Bishop Kemme noted, “It was in those places that Father was also baptized, on his forehead, becoming a child of God, and was anointed on the crown of his head as priest, prophet and king; and years later was ordained as a priest of Jesus Christ by the imposition of hands. From this center of who Father Kapaun was flowed the life of a baptized disciple. From there flowed the ministry of a priest and the dedicated and courageous service of a chaplain.”
The bishop concluded by inviting all to come to Father Kapaun’s tomb at the cathedral to “reflect on the extraordinary man whose mortal remains we will inter there today. To all who have been inspired by the ministry of his priestly life, we now have a place to be in the company of his mortal remains and to pray for his intercession.”

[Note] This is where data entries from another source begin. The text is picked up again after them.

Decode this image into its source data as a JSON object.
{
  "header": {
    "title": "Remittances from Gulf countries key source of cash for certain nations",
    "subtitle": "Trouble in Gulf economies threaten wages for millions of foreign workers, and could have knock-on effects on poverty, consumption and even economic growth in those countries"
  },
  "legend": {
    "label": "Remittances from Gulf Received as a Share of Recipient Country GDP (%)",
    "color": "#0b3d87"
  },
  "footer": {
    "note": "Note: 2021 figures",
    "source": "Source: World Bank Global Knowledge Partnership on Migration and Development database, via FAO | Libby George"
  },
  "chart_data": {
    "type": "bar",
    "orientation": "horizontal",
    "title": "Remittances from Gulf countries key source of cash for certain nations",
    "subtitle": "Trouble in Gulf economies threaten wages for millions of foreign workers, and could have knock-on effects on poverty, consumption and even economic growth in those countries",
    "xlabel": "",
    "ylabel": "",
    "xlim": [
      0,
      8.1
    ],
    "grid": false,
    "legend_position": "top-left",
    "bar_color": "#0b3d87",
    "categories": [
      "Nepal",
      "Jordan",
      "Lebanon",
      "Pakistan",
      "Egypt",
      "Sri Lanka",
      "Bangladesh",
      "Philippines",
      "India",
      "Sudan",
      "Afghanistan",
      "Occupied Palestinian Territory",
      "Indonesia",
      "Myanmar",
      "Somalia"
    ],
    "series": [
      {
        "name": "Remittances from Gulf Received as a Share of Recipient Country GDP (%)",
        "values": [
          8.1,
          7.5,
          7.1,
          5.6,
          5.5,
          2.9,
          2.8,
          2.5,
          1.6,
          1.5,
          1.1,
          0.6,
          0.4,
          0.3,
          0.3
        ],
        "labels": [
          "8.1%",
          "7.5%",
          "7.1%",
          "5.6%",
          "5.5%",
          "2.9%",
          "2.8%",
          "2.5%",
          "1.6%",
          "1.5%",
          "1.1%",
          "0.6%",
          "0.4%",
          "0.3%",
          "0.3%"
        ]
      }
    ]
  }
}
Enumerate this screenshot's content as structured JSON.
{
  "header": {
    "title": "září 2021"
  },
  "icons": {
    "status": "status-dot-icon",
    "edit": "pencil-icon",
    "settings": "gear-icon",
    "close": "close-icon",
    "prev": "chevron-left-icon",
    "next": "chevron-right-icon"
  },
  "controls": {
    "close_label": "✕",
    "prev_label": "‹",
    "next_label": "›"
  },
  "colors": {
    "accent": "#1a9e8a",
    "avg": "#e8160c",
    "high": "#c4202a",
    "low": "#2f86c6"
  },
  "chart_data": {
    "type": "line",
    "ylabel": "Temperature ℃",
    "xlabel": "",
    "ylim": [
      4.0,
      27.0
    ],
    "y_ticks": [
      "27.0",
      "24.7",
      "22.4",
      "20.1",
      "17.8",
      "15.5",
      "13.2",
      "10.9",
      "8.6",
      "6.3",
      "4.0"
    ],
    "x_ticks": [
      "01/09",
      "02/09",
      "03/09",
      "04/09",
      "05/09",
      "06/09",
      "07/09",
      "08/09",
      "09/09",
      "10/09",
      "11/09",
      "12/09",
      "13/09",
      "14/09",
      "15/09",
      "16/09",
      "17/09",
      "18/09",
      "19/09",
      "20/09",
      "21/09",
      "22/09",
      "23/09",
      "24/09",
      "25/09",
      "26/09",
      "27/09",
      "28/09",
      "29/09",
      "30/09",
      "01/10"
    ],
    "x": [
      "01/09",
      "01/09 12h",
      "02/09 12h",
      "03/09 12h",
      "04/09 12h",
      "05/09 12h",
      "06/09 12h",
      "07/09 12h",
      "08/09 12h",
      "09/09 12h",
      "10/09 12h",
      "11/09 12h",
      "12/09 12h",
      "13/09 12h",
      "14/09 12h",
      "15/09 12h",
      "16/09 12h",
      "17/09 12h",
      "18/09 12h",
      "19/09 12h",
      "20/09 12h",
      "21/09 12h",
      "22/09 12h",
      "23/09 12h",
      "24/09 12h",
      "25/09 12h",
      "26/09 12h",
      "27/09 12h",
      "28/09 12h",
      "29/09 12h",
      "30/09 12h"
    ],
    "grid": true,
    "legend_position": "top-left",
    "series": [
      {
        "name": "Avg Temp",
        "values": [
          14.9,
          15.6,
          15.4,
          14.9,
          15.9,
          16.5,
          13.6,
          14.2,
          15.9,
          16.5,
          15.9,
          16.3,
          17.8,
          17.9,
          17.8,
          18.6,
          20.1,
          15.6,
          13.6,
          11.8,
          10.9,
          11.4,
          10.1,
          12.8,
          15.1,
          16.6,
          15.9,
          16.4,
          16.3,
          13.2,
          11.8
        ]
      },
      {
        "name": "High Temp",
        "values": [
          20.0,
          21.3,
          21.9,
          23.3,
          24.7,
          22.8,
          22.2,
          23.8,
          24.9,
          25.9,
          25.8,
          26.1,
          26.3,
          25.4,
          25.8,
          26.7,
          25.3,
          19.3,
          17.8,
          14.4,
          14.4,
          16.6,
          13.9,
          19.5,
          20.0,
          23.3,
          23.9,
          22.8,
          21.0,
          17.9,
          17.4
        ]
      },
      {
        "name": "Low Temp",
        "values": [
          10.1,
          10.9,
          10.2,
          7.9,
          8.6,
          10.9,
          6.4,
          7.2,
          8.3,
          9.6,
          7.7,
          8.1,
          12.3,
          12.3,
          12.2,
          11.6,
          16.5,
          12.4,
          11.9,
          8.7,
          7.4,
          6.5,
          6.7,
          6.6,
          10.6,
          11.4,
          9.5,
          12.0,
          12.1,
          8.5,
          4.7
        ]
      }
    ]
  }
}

“Especially when for us life is dark and lonely, and we are hopeless and afraid, come to his tomb; pray there and sit in the stillness of the beauty and peace that surrounds you, and let God speak to you through the example and the witness of this Servant of God, Father Emil Joseph Kapaun.”
“And let us all continue to pray for his cause, so that one day soon we will be able to call him the saint we are confident he truly is. Give thanks to the Lord for he is good, for his love is everlasting. Chaplain Father Emil Kapaun, Servant of God, pray for us.”